I disagree with Haselby in two ways. First, bills that lack bipartisan input can be seen as illegitimate. When no one from the opposition joins in developing a piece of legislation, the new law is valid but divisive. In the Senate, even one or two legislators chipping in with bipartisanship beats none; a veneer is better than no covering at all.

Second, in a state senate and state house of representatives, often one party has a greater number of legislators while the other has seemingly little power. Alabama’s Senate, for instance, has 27 Republicans and eight Democrats. Alabama’s House after the 2022 election has 105 members, but there are four vacancies. Meanwhile, the Republican majority increased to 77 to 28, more than 3 to 1.

For Democrats in the Alabama Senate and House, bipartisanship should be of a high order, to be able to contribute to the bill’s crafting.
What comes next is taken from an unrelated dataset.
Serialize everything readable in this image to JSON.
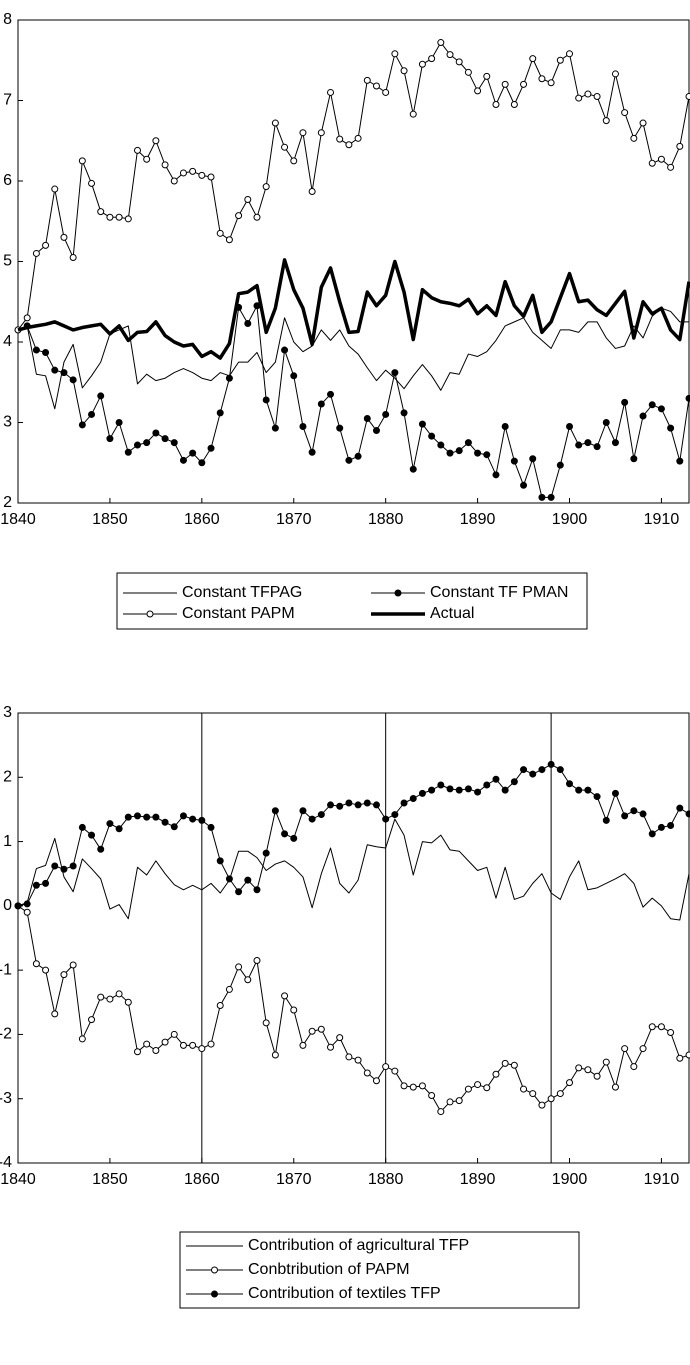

Republicans should not want to get labeled as “uncooperative.” Especially when a member of the Legislature runs for higher office, it helps to have a reputation as bipartisan.

The part of Tuberville’s and Britt’s bipartisan cooperation I am most impressed by is that both senators are popular and hew to the Republican orthodoxy — yet they reach out to Democrats anyway. It’s obvious they are doing so to add heft to the list of people who support the legislation they put forth.

These days, “bipartisanship” is out-of-fashion with people, except in situations such as now with the U.S. Senate and U.S. House closely divided. Each side sometimes needs help getting legislation passed. But our friend Benjamin Franklin has a quote in “Poor Richard’s Almanack” that still applies. Yes, he said, “Nothing is certain but death and taxes,” but he also said, “When you’re good to others, you’re best to yourself.” Enough said.

Greg Markley moved to Lee County in 1996. He has a master’s in education from AUM and a master’s in history from Auburn University. He taught politics as an adjunct in Georgia and Alabama. An award-winning writer in the Army and civilian life, he has contributed to The Observer since 2011. He writes on politics, education and books.